Mutirão atua desde 2000 no sertão brasileiro com a realização de atendimentos, exames e procedimentos médicos e odontológicos
por Mariana Lima, via Observatório do Terceiro Setor
O que começou com uma ação para levar brinquedos e cestas básicas ao distrito de Alegre, no interior da Bahia, tornou-se nos últimos 20 anos a Organização da Sociedade Civil de Interesse Público (OSCIP) Voluntários do Sertão.
“O projeto começou pequeno, mas nunca com pouca vontade. Ano após ano, os amigos foram se reunindo, as doações crescendo e a vontade de ajudar também. Não demorou para o mutirão virar o que fazemos até hoje”, conta Marta Meire, gestora da iniciativa.
Foi a partir de 2005 que a organização, por meio do trabalho voluntário, passou a auxiliar a população vulnerável de municípios do interior da Bahia no acesso à saúde, oferecendo procedimentos médicos e odontológicos, além de pequenas cirurgias e a distribuição de kits de saúde.
Não demorou para que os mutirões passassem a ser feitos todo ano, sempre em cidades diferentes, e com duração de uma semana. Sem apoio do poder público, a Voluntários do Sertão arrecada verbas com bingos, leilões, rifas e brechós, além de promoções internas, que envolvem os próprios voluntários.

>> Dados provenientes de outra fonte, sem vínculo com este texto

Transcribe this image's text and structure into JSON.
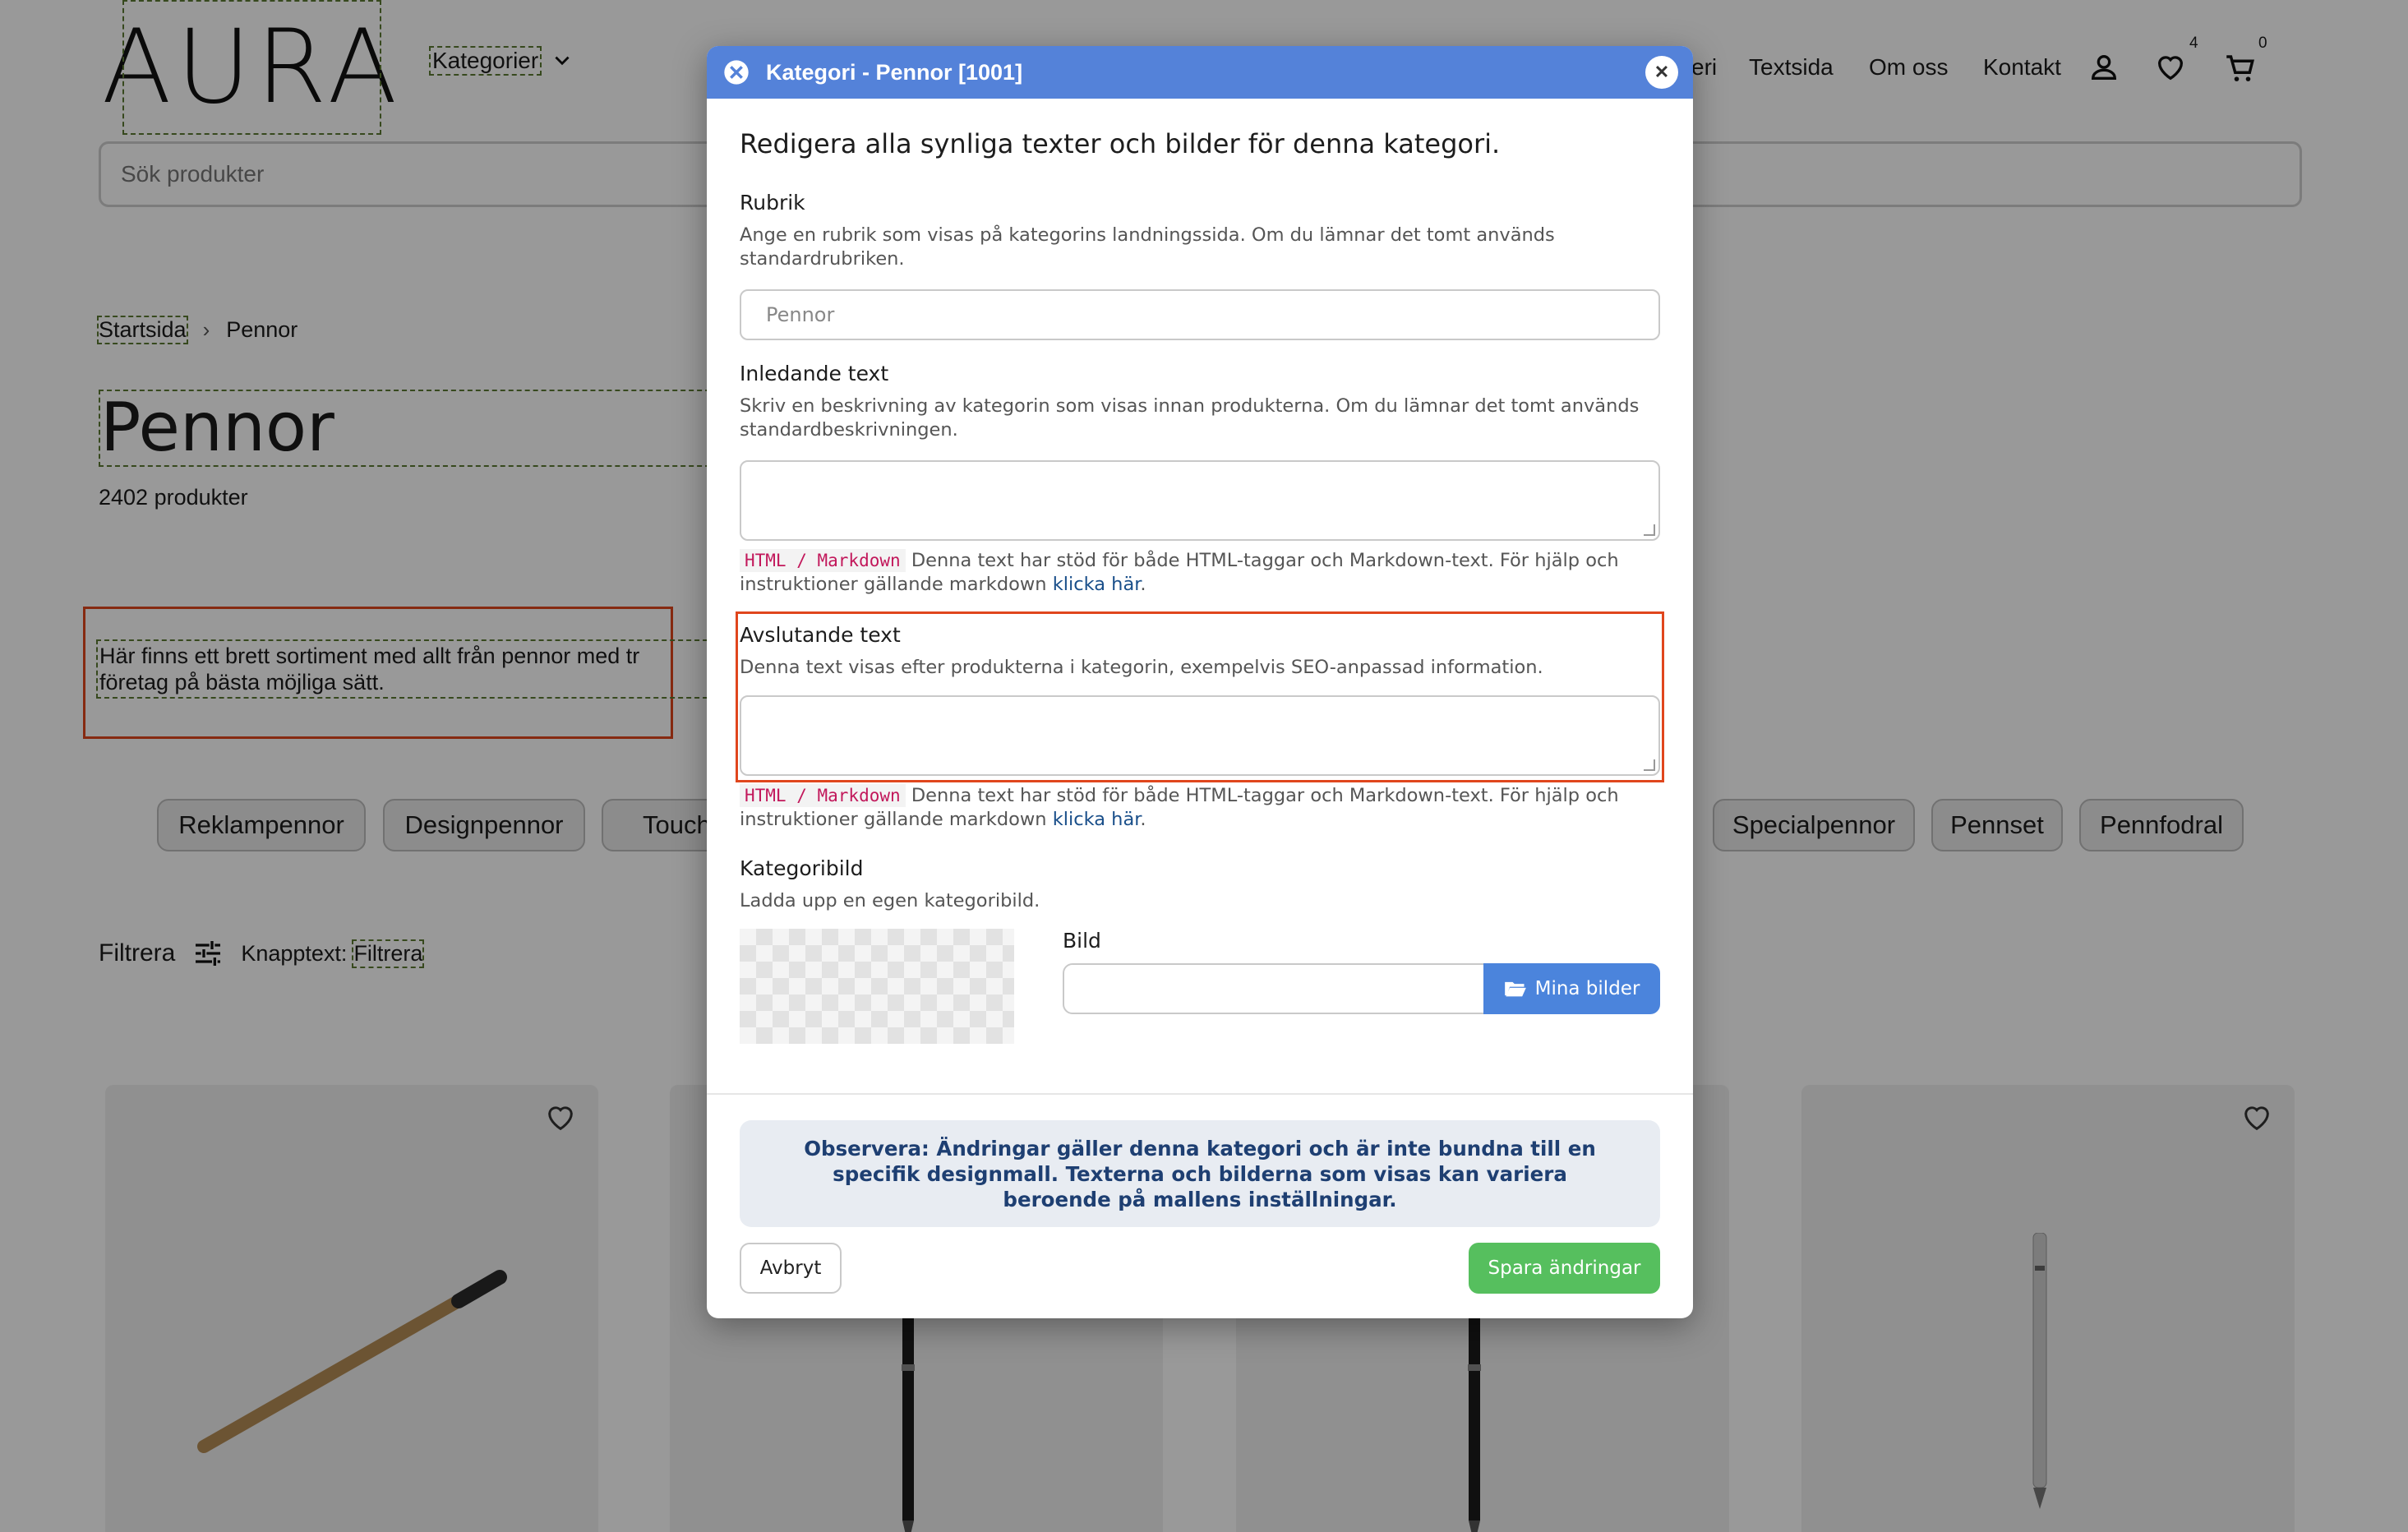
{
  "header": {
    "logo": "AURA",
    "categories_label": "Kategorier",
    "nav": [
      "eri",
      "Textsida",
      "Om oss",
      "Kontakt"
    ],
    "wishlist_count": "4",
    "cart_count": "0"
  },
  "search": {
    "placeholder": "Sök produkter"
  },
  "breadcrumb": {
    "home": "Startsida",
    "current": "Pennor"
  },
  "category": {
    "title": "Pennor",
    "count": "2402 produkter",
    "description_line1": "Här finns ett brett sortiment med allt från pennor med tr",
    "description_line2": "företag på bästa möjliga sätt."
  },
  "pills": [
    "Reklampennor",
    "Designpennor",
    "Touchp",
    "Specialpennor",
    "Pennset",
    "Pennfodral"
  ],
  "filter": {
    "label": "Filtrera",
    "button_prefix": "Knapptext:",
    "button_value": "Filtrera"
  },
  "modal": {
    "title": "Kategori - Pennor [1001]",
    "heading": "Redigera alla synliga texter och bilder för denna kategori.",
    "rubrik_label": "Rubrik",
    "rubrik_help": "Ange en rubrik som visas på kategorins landningssida. Om du lämnar det tomt används standardrubriken.",
    "rubrik_placeholder": "Pennor",
    "intro_label": "Inledande text",
    "intro_help": "Skriv en beskrivning av kategorin som visas innan produkterna. Om du lämnar det tomt används standardbeskrivningen.",
    "markdown_tag": "HTML / Markdown",
    "markdown_help": "Denna text har stöd för både HTML-taggar och Markdown-text. För hjälp och instruktioner gällande markdown",
    "markdown_link": "klicka här",
    "closing_label": "Avslutande text",
    "closing_help": "Denna text visas efter produkterna i kategorin, exempelvis SEO-anpassad information.",
    "image_label": "Kategoribild",
    "image_help": "Ladda upp en egen kategoribild.",
    "bild_label": "Bild",
    "my_images_button": "Mina bilder",
    "note": "Observera: Ändringar gäller denna kategori och är inte bundna till en specifik designmall. Texterna och bilderna som visas kan variera beroende på mallens inställningar.",
    "cancel_button": "Avbryt",
    "save_button": "Spara ändringar"
  },
  "colors": {
    "modal_header": "#5482d9",
    "save": "#56bf5e",
    "highlight": "#e0461d",
    "note_bg": "#e8ecf2"
  }
}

A organização também conta com o apoio de diversos parceiros que doam materiais, como insumos e medicamentos, além de custear as despesas dos voluntários durante os mutirões.
Com o passar do tempo, as equipes foram se diversificando, sendo compostas por médicos, enfermeiros, farmacêuticos, psicólogos, dentistas, pilotos, cozinheiros e motoristas.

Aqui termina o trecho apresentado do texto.